Computer Vision · Synthetic Data · Python · Blender
Teaching a computer
to read hands underwater.
A computer vision model trained to recognise scuba diving hand signals — built without a single real training image. The dataset was generated entirely from 3D renders: synthetic divers, synthetic signals, synthetic depth. The model then tested on the real thing.
The problem
Scuba divers communicate through hand signals — a standardised vocabulary of gestures for marine animals, instructions, and hazards. Underwater, it is the only language available.

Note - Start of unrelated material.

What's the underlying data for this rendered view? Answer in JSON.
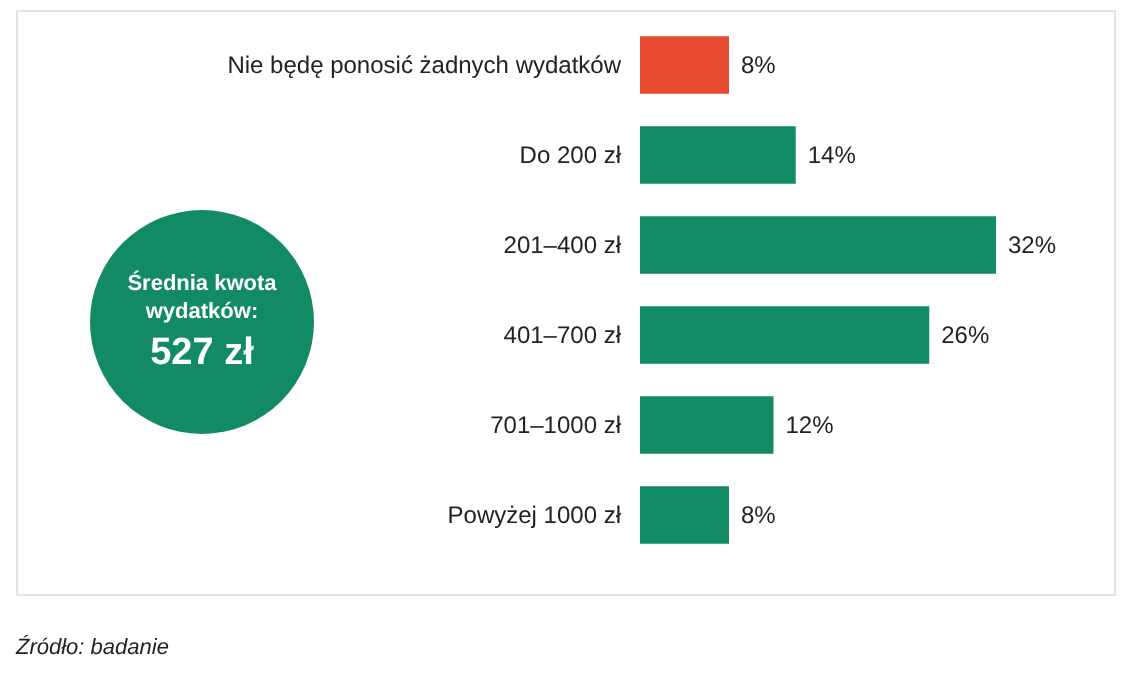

The question was whether a computer vision model could learn to read that language. The harder question was where to get the training data. Collecting real underwater footage of divers performing specific signals, at volume, with ground-truth labels, is expensive, slow, and requires a wetsuit.
The answer: don't. Generate it instead.
Synthetic data pipeline
The training dataset was generated entirely from 3D. A rigged human figure was posed in the target hand signals, placed in a virtual environment, and rendered from multiple angles under varying lighting conditions. Hundreds of training images per class — no pool required.
Three target classes
Bluespotted ray · Octopus · Shark — each a distinct hand signal with different hand shape, position, and motion.
Varied conditions
Multiple camera angles, lighting variations, and background conditions per signal — to prevent the model from learning shortcuts.
Training results
A convolutional neural network trained on the synthetic dataset. Validation accuracy reached ~100% within 10 epochs — the model learning to distinguish the three signals cleanly despite having never seen a real diver perform them.
Real-world inference
The model trained on synthetic renders was then tested against real photographs of divers performing the same signals. It had never seen real images during training.
Test 1 — Shark
{0: 'bluespotted', 1: 'octopus', 2: 'shark'}
[8.83e-05, 3.69e-04, 0.9995]
# High score (0.9995) for 'shark' ✓
# Near-zero scores for all other classes
Test 2 — Octopus
{0: 'bluespotted', 1: 'octopus', 2: 'shark'}
[0.0279, 0.9468, 0.0253]
# High score (0.9468) for 'octopus' ✓
# Correct — despite being shot out of water What this shows
Synthetic → real transfer
A model trained exclusively on 3D renders correctly classified real-world photographs it had never seen — demonstrating that synthetic data can generalise beyond its generation domain.
No real data required
The entire training dataset was generated without collecting a single real image. For domains where data collection is difficult, dangerous, or expensive, this is the practical alternative.
Domain gap handled
The octopus signal was correctly identified from a surface photograph — different environment, different lighting, different everything from the underwater training renders.